3. If possible, allow students to move around the school to take their ten photos. Give students a clear time limit in which to take their photos e.g. seven to ten minutes. If you are unable to allow students out of the classroom, give them access to magazines or books, so that they can take photos of objects in their chosen topic. Alternatively, limit the number of topics in Step 1 to those that can realistically be represented by objects found in classroom.

4. Put students into groups of four to six and ask them to show their ten photos to others in the group on their mobile phones or cameras. Group members need to guess the vocabulary topic and provide a word for each photo.

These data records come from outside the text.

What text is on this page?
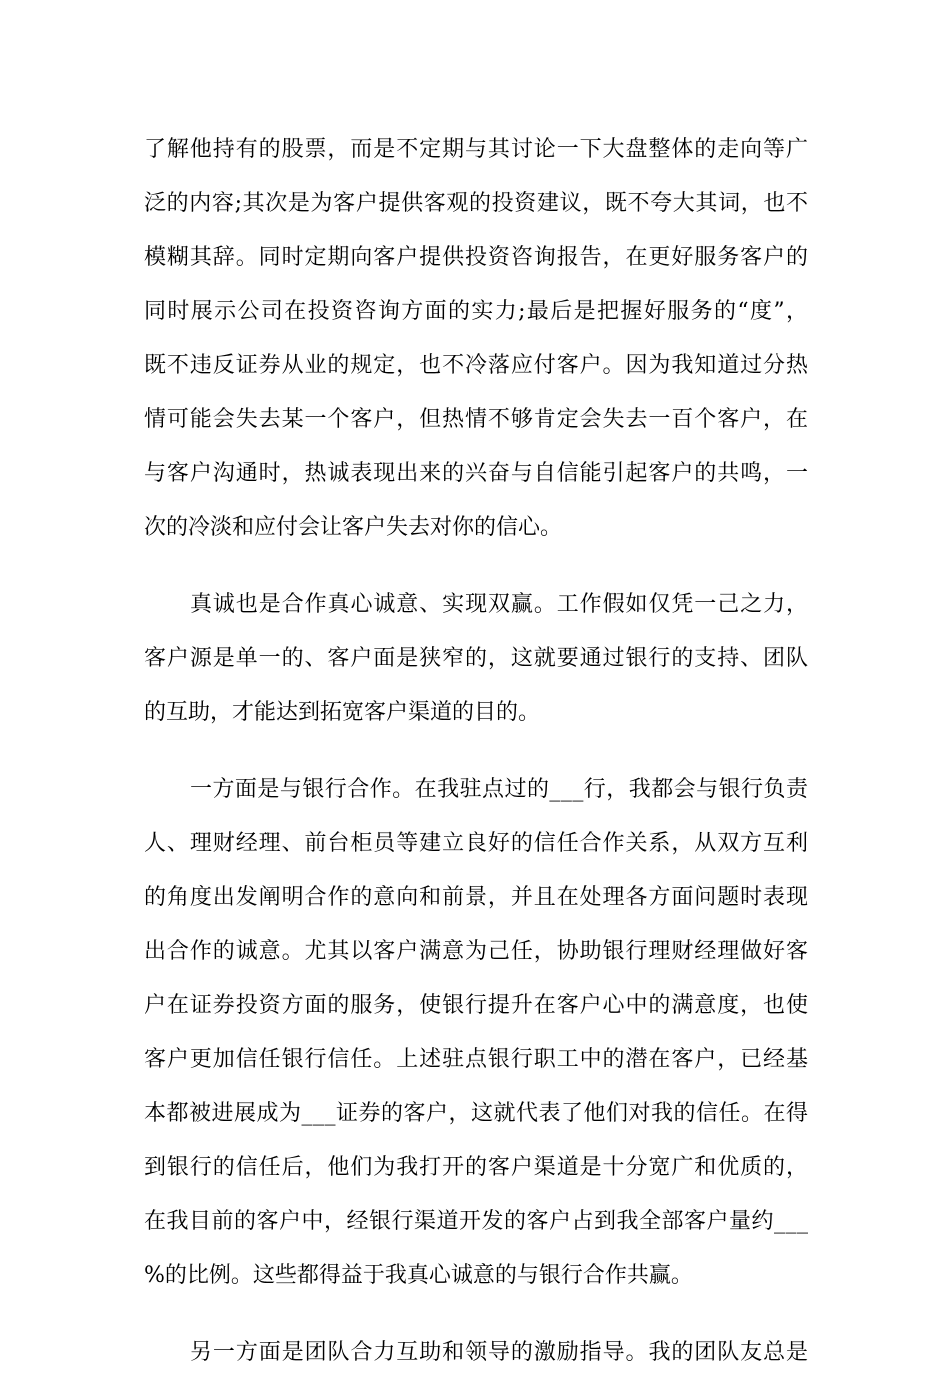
了解他持有的股票，而是不定期与其讨论一下大盘整体的走向等广
泛的内容;其次是为客户提供客观的投资建议，既不夸大其词，也不
模糊其辞。同时定期向客户提供投资咨询报告，在更好服务客户的
同时展示公司在投资咨询方面的实力;最后是把握好服务的“度”，
既不违反证券从业的规定，也不冷落应付客户。因为我知道过分热
情可能会失去某一个客户，但热情不够肯定会失去一百个客户，在
与客户沟通时，热诚表现出来的兴奋与自信能引起客户的共鸣，一
次的冷淡和应付会让客户失去对你的信心。
真诚也是合作真心诚意、实现双赢。工作假如仅凭一己之力，
客户源是单一的、客户面是狭窄的，这就要通过银行的支持、团队
的互助，才能达到拓宽客户渠道的目的。
一方面是与银行合作。在我驻点过的___行，我都会与银行负责
人、理财经理、前台柜员等建立良好的信任合作关系，从双方互利
的角度出发阐明合作的意向和前景，并且在处理各方面问题时表现
出合作的诚意。尤其以客户满意为己任，协助银行理财经理做好客
户在证券投资方面的服务，使银行提升在客户心中的满意度，也使
客户更加信任银行信任。上述驻点银行职工中的潜在客户，已经基
本都被进展成为___证券的客户，这就代表了他们对我的信任。在得
到银行的信任后，他们为我打开的客户渠道是十分宽广和优质的，
在我目前的客户中，经银行渠道开发的客户占到我全部客户量约___
%的比例。这些都得益于我真心诚意的与银行合作共赢。
另一方面是团队合力互助和领导的激励指导。我的团队友总是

5. Conduct class feedback. Ask students: Which vocabulary topics did you choose? Which words were represented in your photos? Check spelling and pronunciation of these words as you review them  and get students to note the words down in their notebooks as a review activity.

Follow-up

If your students have access to computers at school or at home, or can access the internet via their mobile phones, ask them to upload their photos to a class account on a photo-sharing site such as Flickr. Create sets in Flickr for each topic and ensure that students add each photo to the correct vocabulary topic and that they tag the photo with the name of the set and the individual lexical item (e.g. clothes, shirt).

Variation

If you have a computer, projector and internet connection in your classroom, use these student-generated digital word banks to review vocabulary areas in future classes. Choose a topic set in your class Flickr account (e.g. clothes), show the students photos that appear and elicit the words for each photo. You could do this with students in teams as a competition at the beginning of class over several weeks, choosing a different vocabulary set each time.